Tak lama berselang, munculah Ama Belawa dari suku Ata Kabelen , sambil membawa tuak. Ia datang bersama anjingnya. Persembunyian Srona dan Srani akhirnya diketahui oleh Ama Belawa melalui penciuman anjing itu. 

Ama Belawa meminta kedua orang asing itu turun dari pohon pandan dan mereka pun bercakap-cakap sambil menunggu kedatangan Belake dan Geroda. 

Kedua pendatang itu kemudian diajak ke kampung untuk diperkenalkan di hadapan suku-suku di Mingar, dan menjelaskan maksud kedatangan mereka. 

Kedua pendatang itu mengatakan, mereka datang ke Mingar mengikuti ikan Nale yang telah bergerak meninggalkan kampung mereka sejak beberapa tahun silam. Keduanya kemudian mengisahkan bahwa Ikan Nale ini adalah jelmaan Wujud Tertinggi. 

Pendatang itu diterima dan tinggal bersama Suku Ketupapa di wilayah yang disebut Baohinga. Dan sejak itu, setiap tahun pada purnama ketujuh, Srona dan Srani memimpin upacara adat pengambilan Nale. 

Sebelum meninggal, Srona dan Srani berpesan agar tengkorak kepala mereka ditempatkan di lokasi yang disebut Duli Ulu, di bagian timur lapangan sepak bola Mingar. 

Tradisi Guti Nale 

Penangkapan Ikan yang berbentuk cacing berkoloni itu , dalam bahasa setempat disebut Guti Nale. Ikan ini hanya muncul pada purnama ketujuh atau pada musim Wetem Kewaru Olot, yakni di bulan Februari dan Maret. 

Hingga sekarang, yang memimpin upacara seremonial sebelum dan sesudah penangkapan ikan nale adalah dari suku ketupapa. Upacara dilakukan di Duang Waitobi atau dikenal dengan sebutan Koker Nale dan di pesisir pantai Watan Raja

Mengambil atau menangkap ikan nale ada tata caranya, dan juga ada pantangan. Beginilah tata cara yang harus dipatuhi dalam menangkap Nale. 

Semua orang yang akan turut serta dalam penangkapan nale harus mengikuti jadwal yang ditetapkan oleh pemilik nale merunut hitungan berdasarkan bulan purnama. Setiap orang yang datang tidak boleh membawa peralatan tangkap apapun kecuali Temenaj dan Kung. 

Temenaj adalah sebutan dalam bahasa daerah setempat merujuk kepada sebuah bakul kecil yang dianyam dari daun Lontar. Kung adalah obor yang dibuat dari daun kelapa atau lontar yang sudah kering. 

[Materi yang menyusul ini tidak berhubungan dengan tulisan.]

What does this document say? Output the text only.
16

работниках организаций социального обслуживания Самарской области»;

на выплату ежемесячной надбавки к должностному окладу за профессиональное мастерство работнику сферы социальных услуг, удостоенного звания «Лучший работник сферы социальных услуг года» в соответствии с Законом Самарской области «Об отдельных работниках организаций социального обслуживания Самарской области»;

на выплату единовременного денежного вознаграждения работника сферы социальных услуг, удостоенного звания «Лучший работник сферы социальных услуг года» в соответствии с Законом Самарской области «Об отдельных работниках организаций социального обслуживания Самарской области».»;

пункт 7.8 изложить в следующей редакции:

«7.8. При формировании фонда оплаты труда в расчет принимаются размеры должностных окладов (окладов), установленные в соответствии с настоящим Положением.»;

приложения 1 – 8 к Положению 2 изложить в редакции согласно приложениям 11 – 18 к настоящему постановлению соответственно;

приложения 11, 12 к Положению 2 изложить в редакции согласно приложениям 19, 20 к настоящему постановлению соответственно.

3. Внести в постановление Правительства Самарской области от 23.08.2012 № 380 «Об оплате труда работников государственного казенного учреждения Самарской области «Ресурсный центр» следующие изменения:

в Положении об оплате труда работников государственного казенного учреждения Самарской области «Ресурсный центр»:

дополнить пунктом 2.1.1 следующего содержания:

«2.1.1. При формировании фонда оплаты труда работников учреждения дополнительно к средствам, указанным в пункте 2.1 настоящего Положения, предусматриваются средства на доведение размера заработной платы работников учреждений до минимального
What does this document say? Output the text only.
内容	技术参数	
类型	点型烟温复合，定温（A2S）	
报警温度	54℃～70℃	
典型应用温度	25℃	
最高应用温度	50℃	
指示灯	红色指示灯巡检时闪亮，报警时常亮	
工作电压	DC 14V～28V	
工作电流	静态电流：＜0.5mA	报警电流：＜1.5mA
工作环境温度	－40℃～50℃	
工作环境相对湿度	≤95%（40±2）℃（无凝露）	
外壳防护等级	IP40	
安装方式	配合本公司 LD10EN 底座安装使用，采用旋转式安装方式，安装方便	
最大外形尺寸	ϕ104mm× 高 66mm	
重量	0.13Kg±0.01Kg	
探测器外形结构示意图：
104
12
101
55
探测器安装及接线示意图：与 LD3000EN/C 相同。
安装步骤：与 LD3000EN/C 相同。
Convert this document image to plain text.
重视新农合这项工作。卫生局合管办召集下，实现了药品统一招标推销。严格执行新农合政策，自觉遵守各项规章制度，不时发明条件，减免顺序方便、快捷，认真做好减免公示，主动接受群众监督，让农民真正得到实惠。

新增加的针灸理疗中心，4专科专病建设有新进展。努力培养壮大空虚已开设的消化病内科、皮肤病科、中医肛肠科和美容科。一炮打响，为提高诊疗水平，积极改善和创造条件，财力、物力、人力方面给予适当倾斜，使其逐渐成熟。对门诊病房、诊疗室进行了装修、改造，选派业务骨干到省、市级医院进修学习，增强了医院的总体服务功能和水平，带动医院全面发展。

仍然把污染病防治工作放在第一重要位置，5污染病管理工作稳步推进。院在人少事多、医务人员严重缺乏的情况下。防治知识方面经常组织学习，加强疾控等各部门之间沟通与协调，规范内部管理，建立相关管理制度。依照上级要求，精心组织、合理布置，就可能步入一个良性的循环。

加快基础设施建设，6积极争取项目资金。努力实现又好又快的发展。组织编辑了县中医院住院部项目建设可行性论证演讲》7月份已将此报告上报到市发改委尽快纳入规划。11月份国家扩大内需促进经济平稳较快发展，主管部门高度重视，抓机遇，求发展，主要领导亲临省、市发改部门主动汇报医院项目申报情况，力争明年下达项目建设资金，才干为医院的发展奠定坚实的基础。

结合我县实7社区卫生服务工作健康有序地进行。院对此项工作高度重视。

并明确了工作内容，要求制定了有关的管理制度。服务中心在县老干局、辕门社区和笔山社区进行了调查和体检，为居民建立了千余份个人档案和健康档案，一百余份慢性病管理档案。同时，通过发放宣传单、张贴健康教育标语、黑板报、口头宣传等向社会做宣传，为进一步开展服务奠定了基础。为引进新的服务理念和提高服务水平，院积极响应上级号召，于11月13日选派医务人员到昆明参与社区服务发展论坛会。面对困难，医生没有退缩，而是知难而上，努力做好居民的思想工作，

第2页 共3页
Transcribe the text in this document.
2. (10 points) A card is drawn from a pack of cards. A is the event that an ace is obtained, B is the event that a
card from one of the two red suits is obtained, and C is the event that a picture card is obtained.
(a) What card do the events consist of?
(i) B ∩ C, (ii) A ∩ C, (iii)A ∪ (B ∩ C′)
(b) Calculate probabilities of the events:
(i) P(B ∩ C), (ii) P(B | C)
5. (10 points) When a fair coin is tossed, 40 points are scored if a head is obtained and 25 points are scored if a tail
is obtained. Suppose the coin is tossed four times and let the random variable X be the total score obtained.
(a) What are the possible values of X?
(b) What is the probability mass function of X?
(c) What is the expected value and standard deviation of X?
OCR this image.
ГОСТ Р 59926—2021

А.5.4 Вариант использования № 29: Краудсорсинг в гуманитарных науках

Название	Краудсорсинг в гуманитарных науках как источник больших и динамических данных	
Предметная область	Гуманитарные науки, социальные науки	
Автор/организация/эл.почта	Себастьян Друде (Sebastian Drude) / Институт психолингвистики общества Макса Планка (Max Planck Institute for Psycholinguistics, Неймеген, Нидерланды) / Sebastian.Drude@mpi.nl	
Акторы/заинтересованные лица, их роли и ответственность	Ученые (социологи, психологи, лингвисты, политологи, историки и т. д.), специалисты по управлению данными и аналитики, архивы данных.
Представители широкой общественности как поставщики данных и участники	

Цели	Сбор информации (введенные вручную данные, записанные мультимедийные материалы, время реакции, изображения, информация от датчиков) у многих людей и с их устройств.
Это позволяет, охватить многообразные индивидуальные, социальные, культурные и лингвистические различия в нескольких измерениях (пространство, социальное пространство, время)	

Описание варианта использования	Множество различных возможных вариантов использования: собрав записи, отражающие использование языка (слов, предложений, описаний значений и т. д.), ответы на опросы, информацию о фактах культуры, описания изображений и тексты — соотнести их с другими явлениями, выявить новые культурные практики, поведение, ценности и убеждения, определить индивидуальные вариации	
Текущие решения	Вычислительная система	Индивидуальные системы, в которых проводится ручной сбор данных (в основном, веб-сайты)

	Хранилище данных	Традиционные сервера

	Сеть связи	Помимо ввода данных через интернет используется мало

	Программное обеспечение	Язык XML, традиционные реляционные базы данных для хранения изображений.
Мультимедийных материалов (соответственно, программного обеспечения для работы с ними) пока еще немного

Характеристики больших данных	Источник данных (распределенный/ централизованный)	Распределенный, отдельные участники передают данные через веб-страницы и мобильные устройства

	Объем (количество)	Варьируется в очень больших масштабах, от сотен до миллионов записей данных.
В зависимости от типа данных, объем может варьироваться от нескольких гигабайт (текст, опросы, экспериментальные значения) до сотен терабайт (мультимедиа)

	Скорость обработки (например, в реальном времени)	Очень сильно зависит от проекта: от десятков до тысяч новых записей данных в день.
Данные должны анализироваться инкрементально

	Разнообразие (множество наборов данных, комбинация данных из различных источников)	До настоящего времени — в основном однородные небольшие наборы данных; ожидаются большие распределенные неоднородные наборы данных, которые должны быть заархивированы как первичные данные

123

Waktu untuk mengambilnya pun tak sembarangan. Ketika semua peserta sudah berada di pantai, suku pemilik akan melihat keberadaan nale,lalu memberi isyarat dan komando kepada semua untuk mulai menangkap Nale. 

Nale ditangkap dengan tangan kosong diterangi nyala Kung. 

Dalam hiruk pikuk menangkap nale, terdengar teriakan yang membahana dari sana."Duli Gere-Duli Gere". Teriakan ini sebenarnya adalah yel-yel kebahagiaan akan datangnya Nale. 

Orang Mingar percaya bahwa nale adalah jelmaan dari wujud tertinggi yang datang untuk mengabarkan semacam isyarat dari semesta, Bahwa tahun yang lagi dijalani adalah tahun penuh kebahagian, Ladang-ladang petani pasti menghasilkan baik, juga hasil tangkapan ikan yang berlimpah. 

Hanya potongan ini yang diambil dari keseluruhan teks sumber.